Distortions to wages during the coronavirus crisis could have meant pensioners receive a rise of as much as 8% – an extra £3 billion – while many workers have been dealing with job losses, salary cuts and pay freezes in the tough economy.

Ms Coffey told MPs there had been an “irregular statistical spike in earnings” over the period during which the pension rate is set.

She said the decision to remove the earnings benchmark “will also ensure that as we are having to make difficult decisions elsewhere across public spending, including freezing public sector pay, pensioners are not unfairly benefiting from a statistical anomaly”.
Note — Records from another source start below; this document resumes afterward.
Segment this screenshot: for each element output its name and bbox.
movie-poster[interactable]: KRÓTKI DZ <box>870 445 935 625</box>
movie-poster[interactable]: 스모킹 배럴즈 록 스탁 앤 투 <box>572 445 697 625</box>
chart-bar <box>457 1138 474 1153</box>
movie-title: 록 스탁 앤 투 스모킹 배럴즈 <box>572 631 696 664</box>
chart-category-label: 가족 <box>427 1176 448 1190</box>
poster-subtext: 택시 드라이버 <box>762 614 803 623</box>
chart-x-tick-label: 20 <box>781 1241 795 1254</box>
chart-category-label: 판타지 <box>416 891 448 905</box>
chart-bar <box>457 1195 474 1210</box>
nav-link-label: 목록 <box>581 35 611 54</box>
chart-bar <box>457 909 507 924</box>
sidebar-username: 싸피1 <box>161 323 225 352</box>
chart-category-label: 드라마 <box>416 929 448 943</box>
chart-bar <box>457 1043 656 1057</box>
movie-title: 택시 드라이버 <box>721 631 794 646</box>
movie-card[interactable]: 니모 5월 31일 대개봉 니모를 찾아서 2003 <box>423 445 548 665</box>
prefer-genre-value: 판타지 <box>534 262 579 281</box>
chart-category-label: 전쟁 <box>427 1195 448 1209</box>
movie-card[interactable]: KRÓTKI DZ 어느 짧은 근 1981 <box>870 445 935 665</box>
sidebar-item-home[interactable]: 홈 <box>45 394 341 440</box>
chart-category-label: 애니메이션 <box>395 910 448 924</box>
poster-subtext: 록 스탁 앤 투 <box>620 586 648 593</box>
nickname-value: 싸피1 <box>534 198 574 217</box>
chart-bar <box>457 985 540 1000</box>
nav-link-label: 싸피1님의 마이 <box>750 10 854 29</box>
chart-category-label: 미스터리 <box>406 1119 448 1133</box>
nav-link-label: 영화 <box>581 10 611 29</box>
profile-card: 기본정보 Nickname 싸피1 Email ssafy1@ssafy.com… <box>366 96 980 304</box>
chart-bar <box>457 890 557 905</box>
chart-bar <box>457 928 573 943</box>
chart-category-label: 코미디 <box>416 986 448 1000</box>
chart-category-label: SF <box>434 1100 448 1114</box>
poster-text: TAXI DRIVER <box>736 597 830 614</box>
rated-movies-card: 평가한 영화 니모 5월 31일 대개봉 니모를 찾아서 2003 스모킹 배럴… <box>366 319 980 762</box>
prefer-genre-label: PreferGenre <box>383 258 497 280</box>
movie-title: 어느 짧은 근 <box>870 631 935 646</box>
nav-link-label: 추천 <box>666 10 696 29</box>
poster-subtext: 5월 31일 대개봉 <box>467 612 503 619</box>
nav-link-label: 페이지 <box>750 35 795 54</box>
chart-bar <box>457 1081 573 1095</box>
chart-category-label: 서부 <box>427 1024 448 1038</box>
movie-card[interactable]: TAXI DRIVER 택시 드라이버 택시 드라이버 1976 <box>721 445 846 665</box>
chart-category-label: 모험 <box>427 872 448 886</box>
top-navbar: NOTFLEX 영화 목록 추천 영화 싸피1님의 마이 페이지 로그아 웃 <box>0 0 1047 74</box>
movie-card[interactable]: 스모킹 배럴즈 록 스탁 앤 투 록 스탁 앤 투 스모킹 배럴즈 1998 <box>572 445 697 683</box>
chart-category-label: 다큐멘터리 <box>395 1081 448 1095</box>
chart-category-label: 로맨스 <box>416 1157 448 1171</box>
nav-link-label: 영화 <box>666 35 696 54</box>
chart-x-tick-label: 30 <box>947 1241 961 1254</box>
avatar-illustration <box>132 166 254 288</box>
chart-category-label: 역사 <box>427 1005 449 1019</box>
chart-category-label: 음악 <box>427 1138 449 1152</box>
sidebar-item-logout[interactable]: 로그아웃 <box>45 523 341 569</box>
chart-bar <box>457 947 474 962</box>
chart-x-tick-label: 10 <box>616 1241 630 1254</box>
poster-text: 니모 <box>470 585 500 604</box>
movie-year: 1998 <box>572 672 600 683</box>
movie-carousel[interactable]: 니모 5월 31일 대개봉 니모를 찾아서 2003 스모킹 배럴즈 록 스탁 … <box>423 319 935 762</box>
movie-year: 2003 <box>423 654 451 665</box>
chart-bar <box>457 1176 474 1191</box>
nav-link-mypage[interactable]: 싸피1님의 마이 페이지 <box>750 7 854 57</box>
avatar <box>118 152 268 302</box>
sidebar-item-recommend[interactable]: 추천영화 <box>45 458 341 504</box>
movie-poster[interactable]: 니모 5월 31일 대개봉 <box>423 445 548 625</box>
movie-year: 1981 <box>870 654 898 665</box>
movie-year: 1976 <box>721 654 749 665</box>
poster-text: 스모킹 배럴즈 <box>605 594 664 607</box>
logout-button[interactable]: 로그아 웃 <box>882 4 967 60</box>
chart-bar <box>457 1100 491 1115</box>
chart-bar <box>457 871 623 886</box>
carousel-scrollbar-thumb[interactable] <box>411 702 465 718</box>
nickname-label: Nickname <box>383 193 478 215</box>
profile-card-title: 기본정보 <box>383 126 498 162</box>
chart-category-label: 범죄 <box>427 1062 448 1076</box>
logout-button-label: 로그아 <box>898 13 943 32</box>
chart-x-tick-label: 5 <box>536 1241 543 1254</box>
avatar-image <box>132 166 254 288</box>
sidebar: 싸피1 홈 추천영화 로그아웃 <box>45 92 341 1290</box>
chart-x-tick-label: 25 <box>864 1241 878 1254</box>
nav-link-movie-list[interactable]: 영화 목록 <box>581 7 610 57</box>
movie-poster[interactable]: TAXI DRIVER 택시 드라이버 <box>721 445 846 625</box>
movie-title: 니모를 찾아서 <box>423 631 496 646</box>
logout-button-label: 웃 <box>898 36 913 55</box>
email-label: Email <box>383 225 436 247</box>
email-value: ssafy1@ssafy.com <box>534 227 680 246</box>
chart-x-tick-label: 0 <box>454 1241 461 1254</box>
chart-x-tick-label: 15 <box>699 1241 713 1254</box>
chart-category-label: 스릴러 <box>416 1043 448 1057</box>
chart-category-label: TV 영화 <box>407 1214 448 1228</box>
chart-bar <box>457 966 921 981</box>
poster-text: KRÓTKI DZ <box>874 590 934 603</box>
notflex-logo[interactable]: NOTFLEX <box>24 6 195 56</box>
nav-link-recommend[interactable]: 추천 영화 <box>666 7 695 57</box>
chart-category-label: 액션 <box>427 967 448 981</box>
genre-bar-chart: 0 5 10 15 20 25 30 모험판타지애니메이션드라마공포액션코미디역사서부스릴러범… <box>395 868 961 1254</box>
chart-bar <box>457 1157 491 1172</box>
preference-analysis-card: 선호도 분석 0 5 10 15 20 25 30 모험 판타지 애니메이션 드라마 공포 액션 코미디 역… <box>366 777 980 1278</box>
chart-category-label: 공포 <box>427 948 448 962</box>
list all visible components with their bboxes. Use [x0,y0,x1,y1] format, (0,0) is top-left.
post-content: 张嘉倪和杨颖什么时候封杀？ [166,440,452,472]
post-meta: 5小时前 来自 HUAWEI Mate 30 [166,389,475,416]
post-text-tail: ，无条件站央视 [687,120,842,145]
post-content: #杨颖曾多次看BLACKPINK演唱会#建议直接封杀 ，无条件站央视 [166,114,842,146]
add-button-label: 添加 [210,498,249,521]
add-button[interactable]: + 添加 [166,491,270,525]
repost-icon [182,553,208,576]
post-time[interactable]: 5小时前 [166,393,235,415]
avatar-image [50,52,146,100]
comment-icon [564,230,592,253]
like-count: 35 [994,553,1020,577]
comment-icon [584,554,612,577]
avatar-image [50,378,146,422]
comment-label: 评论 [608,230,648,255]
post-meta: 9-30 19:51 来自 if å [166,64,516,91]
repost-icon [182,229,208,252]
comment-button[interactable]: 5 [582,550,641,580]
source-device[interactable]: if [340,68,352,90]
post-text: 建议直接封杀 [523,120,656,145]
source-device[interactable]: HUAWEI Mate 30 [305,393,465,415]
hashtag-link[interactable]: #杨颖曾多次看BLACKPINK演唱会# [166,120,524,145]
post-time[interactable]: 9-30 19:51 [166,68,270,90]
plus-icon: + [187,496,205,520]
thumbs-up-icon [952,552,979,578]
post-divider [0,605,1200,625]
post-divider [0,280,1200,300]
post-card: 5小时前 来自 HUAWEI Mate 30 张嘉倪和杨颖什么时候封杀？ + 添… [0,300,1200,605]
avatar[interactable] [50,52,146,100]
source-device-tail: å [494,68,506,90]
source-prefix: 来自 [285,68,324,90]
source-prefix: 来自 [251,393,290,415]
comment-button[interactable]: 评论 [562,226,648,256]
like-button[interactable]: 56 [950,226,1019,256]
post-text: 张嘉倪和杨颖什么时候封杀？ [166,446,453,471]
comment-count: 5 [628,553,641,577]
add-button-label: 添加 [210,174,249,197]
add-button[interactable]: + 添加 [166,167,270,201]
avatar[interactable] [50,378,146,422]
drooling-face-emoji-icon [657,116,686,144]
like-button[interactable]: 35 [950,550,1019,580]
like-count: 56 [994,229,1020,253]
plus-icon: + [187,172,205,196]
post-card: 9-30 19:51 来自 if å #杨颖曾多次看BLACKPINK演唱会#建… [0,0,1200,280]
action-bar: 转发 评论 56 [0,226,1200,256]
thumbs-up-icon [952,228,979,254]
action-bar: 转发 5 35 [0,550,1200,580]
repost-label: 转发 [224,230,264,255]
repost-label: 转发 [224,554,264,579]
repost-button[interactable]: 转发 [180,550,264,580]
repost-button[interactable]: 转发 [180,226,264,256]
She told MPs: “At a time when we have made tough decisions to restore the public finances which have impacted working people, such as freezing income tax personal thresholds at current levels, this would not be fair.

“Setting aside the earnings element is temporary and only for one year.

“This means we can and will apply the triple lock as usual from next year for the remainder of this Parliament in line with our manifesto commitment.”

The decision to temporarily break the triple lock came just hours after Prime Minister Boris Johnson breached another manifesto commitment by increasing National Insurance to fund health and social care.

SNP work and pensions spokesman David Linden said: “Today’s bonanza of manifesto commitments being broken is like nothing we’ve ever seen before – indeed, I don’t think I’ve seen this many U-turns in one day since I sat my driving test back in 2007.

“Not only have the Tories hiked National Insurance, but now they’re waging war on pensioners’ incomes by watering down the triple lock.”

For Labour, shadow work and pensions secretary Jonathan Reynolds said: “So this decision isn’t a one-off, but a significant repudiation of the basis upon which the Government was elected, and it would be naive to say otherwise.”